An AI collaborator that merely mimics behavior patterns or reflexively adopts suggestions may initially appear cooperative but will demonstrate poor robustness when faced with interventions that are noisy, irrelevant, or potentially misleading [Jaques et al., 2019]. Rather, it needs to develop what Ward et al. [2023] terms “intentionality”—the capacity to autonomously evaluate interventions based on their causal impact on task outcomes rather than superficial plausibility.
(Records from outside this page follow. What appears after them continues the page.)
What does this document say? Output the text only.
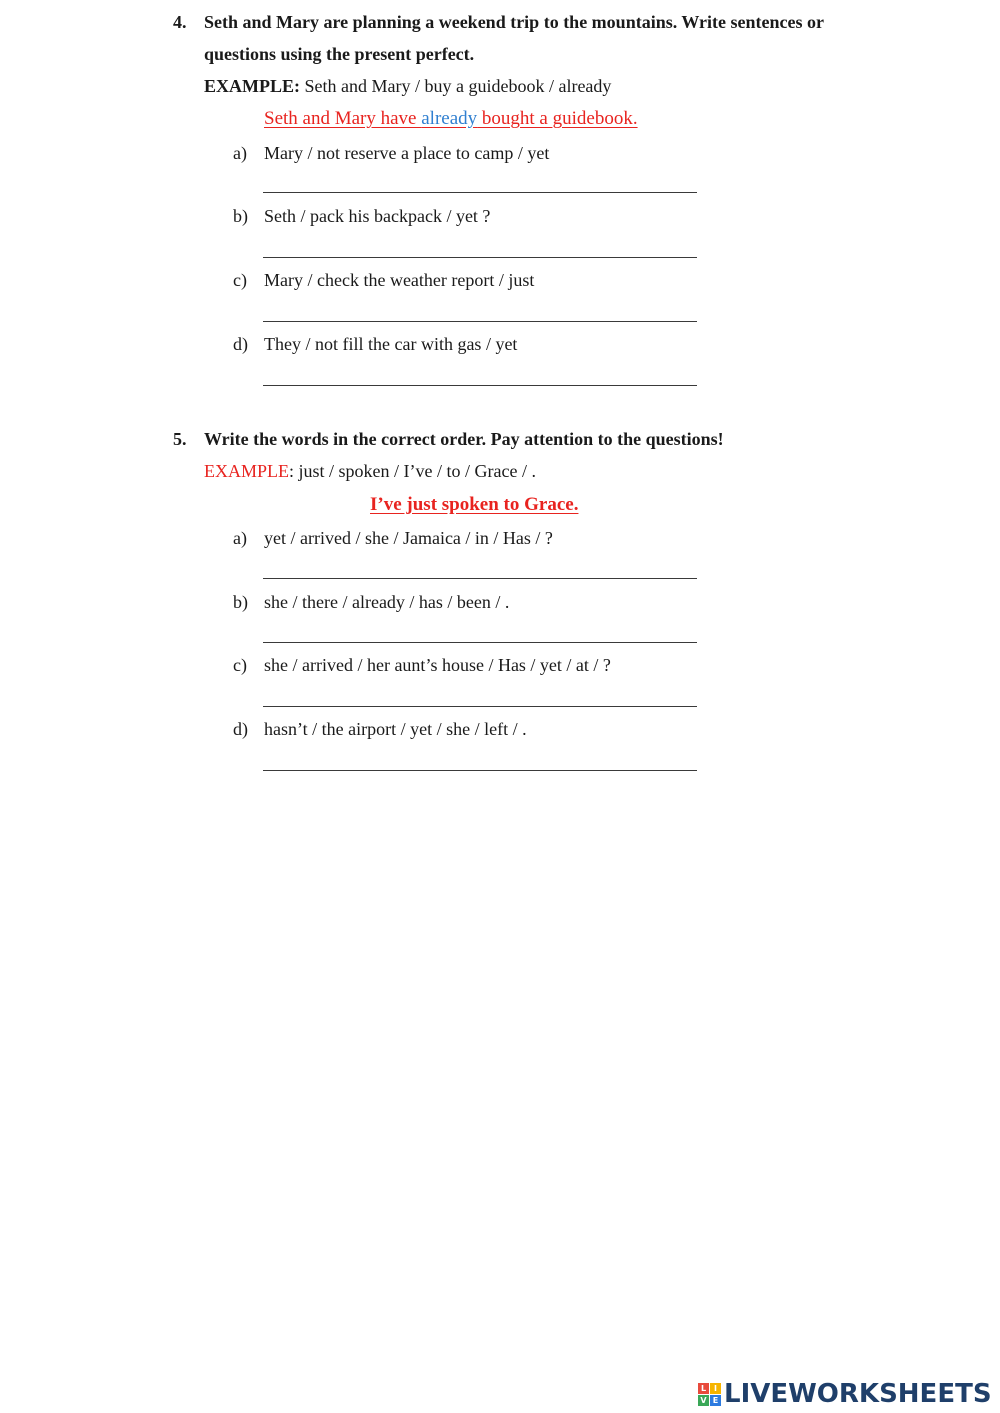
4. Seth and Mary are planning a weekend trip to the mountains. Write sentences or
questions using the present perfect.
EXAMPLE: Seth and Mary / buy a guidebook / already
Seth and Mary have already bought a guidebook.
a) Mary / not reserve a place to camp / yet
b) Seth / pack his backpack / yet ?
c) Mary / check the weather report / just
d) They / not fill the car with gas / yet
5. Write the words in the correct order. Pay attention to the questions!
EXAMPLE: just / spoken / I’ve / to / Grace / .
I’ve just spoken to Grace.
a) yet / arrived / she / Jamaica / in / Has / ?
b) she / there / already / has / been / .
c) she / arrived / her aunt’s house / Has / yet / at / ?
d) hasn’t / the airport / yet / she / left / .
L I
V E LIVEWORKSHEETS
To address this limitation, we need a learning paradigm that enables collaborators to be partner-aware—capable of adapting to specific intervention agents through selective incorporation of helpful suggestions while maintaining invariance to misleading ones—thereby developing the "intentionality" necessary for robust collaborative reasoning. Such a collaborator would maintain reasoned agency in the face of various intervention qualities, leading to more robust collaboration and better common ground convergence across diverse interaction scenarios. In other words, effective collaborators must remain safely interruptible [Orseau and Armstrong, 2016]—a delicate balance between receptive and robust that renders them open to incorporating valuable insights that genuinely contribute to task success, yet capable of maintaining their reasoning integrity when faced with misleading suggestions. This motivates our Interruptible Collaborative Roleplayer (ICR) learning algorithm.